The result of running the code above looks as follows:

Misclassification rate across the 5 folds
Misclassification rate of 0 across the five folds: we can perfectly predict random data! Can that be correct?

We get perfect performance! But why? The data was random, so we should not be able to predict the class label? Let’s have a closer look at the approach we took:

  1. Generate random data: 100 samples times 100000 features.
  2. Reduce the number of features by applying a t-test filter to the individual features.
  3. Train a support vector machine (SVM) by cross-validation, i.e. for each fold:
    1. Train an SVM on the selected features on the training data (all data but the fold).
    2. Calculate the misclassification rate on the test data (the fold).

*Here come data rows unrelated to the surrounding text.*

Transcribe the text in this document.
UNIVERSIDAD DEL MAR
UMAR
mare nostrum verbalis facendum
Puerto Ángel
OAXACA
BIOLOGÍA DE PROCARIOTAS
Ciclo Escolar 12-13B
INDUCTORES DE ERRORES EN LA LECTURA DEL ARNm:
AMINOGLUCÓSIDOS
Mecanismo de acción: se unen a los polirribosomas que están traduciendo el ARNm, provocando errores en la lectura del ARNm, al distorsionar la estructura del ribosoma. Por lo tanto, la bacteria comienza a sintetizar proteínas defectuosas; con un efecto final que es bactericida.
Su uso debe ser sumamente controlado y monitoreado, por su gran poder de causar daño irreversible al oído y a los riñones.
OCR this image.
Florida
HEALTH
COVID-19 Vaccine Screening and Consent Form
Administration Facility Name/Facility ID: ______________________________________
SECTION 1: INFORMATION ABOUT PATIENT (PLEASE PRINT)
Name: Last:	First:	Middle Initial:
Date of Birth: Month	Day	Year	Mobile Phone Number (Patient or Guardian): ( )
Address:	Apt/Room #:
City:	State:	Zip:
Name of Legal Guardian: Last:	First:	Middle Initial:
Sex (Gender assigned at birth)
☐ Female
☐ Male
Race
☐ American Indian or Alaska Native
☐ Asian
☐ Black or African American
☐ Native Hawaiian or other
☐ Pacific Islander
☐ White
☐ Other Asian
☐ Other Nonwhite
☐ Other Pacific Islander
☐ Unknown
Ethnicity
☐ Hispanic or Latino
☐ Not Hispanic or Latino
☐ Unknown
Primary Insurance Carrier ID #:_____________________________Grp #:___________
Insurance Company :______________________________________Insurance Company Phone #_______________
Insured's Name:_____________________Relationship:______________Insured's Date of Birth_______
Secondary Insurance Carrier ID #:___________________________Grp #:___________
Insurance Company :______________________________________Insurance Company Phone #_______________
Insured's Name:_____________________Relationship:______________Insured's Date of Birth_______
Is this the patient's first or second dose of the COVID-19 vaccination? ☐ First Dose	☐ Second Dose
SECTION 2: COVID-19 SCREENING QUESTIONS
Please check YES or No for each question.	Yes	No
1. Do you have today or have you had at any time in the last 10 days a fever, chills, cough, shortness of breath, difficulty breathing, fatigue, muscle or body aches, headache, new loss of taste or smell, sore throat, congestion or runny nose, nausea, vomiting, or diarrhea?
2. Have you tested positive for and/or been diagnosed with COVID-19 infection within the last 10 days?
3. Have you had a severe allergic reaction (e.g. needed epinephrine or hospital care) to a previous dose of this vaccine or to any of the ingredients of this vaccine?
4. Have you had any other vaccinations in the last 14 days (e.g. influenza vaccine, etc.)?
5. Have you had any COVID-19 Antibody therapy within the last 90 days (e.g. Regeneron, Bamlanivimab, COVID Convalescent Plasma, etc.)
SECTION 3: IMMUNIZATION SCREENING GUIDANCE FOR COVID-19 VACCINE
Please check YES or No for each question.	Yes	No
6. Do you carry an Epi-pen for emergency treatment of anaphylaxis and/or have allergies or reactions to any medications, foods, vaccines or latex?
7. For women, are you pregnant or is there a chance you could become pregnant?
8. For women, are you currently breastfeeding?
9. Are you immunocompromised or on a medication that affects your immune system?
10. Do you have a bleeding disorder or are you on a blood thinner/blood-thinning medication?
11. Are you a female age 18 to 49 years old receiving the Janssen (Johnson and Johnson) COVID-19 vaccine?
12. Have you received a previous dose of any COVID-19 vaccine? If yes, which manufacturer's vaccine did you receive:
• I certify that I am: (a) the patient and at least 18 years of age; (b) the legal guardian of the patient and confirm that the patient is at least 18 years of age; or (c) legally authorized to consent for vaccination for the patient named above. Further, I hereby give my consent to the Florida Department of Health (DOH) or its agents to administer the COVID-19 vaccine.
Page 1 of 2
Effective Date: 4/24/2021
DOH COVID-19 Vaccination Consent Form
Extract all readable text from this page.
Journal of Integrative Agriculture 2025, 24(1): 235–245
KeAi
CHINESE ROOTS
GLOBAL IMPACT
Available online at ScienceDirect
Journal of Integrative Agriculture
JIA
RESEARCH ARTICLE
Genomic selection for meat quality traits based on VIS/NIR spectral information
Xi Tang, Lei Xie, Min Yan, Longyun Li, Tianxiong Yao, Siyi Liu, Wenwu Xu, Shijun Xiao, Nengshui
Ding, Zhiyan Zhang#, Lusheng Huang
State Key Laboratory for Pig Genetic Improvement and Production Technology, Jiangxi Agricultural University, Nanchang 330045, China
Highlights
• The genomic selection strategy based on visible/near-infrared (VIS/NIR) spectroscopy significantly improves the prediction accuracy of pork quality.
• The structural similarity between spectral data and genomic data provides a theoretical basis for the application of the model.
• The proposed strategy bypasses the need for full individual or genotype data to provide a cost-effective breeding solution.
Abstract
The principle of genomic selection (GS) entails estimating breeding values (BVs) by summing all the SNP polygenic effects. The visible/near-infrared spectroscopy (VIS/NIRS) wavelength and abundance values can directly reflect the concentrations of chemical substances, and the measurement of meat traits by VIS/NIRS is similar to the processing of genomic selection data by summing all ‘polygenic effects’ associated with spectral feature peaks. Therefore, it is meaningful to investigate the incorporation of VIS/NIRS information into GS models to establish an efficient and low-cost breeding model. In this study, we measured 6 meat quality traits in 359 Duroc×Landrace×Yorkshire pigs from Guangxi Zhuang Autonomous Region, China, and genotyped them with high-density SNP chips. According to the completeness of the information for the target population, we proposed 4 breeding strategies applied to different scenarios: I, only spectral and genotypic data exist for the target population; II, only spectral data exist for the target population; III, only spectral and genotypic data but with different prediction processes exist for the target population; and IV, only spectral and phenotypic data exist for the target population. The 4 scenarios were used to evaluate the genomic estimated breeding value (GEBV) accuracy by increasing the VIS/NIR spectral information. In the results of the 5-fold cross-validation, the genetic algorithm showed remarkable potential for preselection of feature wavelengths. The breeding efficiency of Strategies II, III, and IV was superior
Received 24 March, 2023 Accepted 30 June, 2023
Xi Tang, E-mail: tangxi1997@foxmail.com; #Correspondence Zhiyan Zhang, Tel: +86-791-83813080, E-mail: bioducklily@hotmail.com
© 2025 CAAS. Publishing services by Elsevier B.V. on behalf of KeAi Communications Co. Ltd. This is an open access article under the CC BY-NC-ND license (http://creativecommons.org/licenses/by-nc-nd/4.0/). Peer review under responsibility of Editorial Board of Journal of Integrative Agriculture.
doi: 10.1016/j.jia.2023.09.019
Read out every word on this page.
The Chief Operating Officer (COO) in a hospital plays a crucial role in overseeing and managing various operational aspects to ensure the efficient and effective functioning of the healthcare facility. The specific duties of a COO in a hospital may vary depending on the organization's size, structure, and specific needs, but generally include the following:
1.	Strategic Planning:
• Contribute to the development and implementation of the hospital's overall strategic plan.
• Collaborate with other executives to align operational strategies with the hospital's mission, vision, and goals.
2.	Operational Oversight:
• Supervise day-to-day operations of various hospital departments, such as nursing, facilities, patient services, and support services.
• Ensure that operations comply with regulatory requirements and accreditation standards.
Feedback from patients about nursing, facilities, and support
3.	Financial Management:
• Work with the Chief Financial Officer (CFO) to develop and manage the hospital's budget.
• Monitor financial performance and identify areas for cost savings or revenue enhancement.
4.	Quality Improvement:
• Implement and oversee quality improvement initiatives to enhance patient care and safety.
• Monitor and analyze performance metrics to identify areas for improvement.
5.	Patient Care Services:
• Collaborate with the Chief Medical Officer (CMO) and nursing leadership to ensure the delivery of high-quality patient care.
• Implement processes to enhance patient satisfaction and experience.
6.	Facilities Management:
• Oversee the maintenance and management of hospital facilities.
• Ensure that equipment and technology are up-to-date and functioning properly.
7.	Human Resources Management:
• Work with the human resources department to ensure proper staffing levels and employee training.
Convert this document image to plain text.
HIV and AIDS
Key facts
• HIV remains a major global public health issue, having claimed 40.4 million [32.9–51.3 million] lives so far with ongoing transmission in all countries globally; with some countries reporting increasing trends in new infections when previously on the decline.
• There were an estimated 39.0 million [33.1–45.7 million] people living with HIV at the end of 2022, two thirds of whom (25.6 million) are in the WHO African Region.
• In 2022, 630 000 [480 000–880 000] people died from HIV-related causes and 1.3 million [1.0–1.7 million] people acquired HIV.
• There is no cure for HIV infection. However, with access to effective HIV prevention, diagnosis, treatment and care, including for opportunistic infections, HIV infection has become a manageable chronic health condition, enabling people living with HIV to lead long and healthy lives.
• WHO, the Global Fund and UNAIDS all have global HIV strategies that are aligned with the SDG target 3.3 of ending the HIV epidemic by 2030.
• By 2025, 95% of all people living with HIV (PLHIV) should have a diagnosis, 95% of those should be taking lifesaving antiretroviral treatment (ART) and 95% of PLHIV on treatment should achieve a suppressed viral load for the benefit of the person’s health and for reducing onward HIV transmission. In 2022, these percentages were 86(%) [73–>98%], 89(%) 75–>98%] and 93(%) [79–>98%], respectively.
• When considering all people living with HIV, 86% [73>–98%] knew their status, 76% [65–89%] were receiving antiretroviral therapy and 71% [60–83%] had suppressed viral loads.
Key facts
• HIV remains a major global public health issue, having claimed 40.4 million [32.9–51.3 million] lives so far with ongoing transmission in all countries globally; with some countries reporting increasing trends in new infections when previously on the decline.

If you look carefully, you will realize that in step 2. we selected features based on all samples, so including the samples we would use for testing in step 3. However, the initial feature selection partly determines how the models in the cross-validation loop are trained. Hence, our test samples partly determined the training of our models! This is an example of data leakage or data snooping: using information from your test samples to train your model. As we have seen, the problem with data leakage is that it leads to inflated performance estimates. So how should you do it without data leakage? Well, move the feature selection to within the cross-validation loop to only apply it on the training data:

  1. Generate random data: 100 samples times 100000 features.
  2. Reduce the number of features by applying a t-test filter to the individual features.
  3. Train a support vector machine (SVM) by cross-validation, i.e. for each fold:
    1. Reduce the number of features by applying a t-test filter to the individual features, using only the training data (all data but the fold).
    2. Train an SVM on the selected features on the training data (all data but the fold).
    3. Calculate the misclassification rate on the test data (the fold).

Here’s the code:


# load some libraries
library(caret)
library(e1071)

# set the seed
set.seed(123)

# generate some data
Xy <- generate_random_data()
X <- Xy$X
y <- Xy$y

# Train an SVM to predict the class label,
# and estimate the misclassification rate by
# cross-validation.
folds <- createFolds(y, k = 5)
cv <- unlist(lapply(folds, function(fold) {
  # apply the t-test filter within the cross-validation loop!
  selected <- row_ttest(X[,-fold], y[-fold]) < 0.1
  # train and test a model
  fit <- svm(x = t(X[selected, -fold]), y = y[-fold])
  pred <- predict(fit, newdata = t(X[selected, fold]))
  ct <- table(pred, y[fold])
  # get the misclassification rate
  1 - sum(diag(ct)) / sum(ct)
}))
barplot(
  cv, ylim = c(0, 1), las = 2,
  ylab = "misclassification rate"
)

Running the code above demonstrates that performance is indeed random:

Misclassification rate across the 5 folds
Misclassification rate around 0.5 across the five folds: we get random performance, as we should!

The example outlined in this post illustrates that data leakage encompasses much more than simply using your test samples for training your model. While directly using test samples for training is trivially avoided, even only slightly more complex data analysis strategies can easily lead to data leakage that can be much more difficult to detect.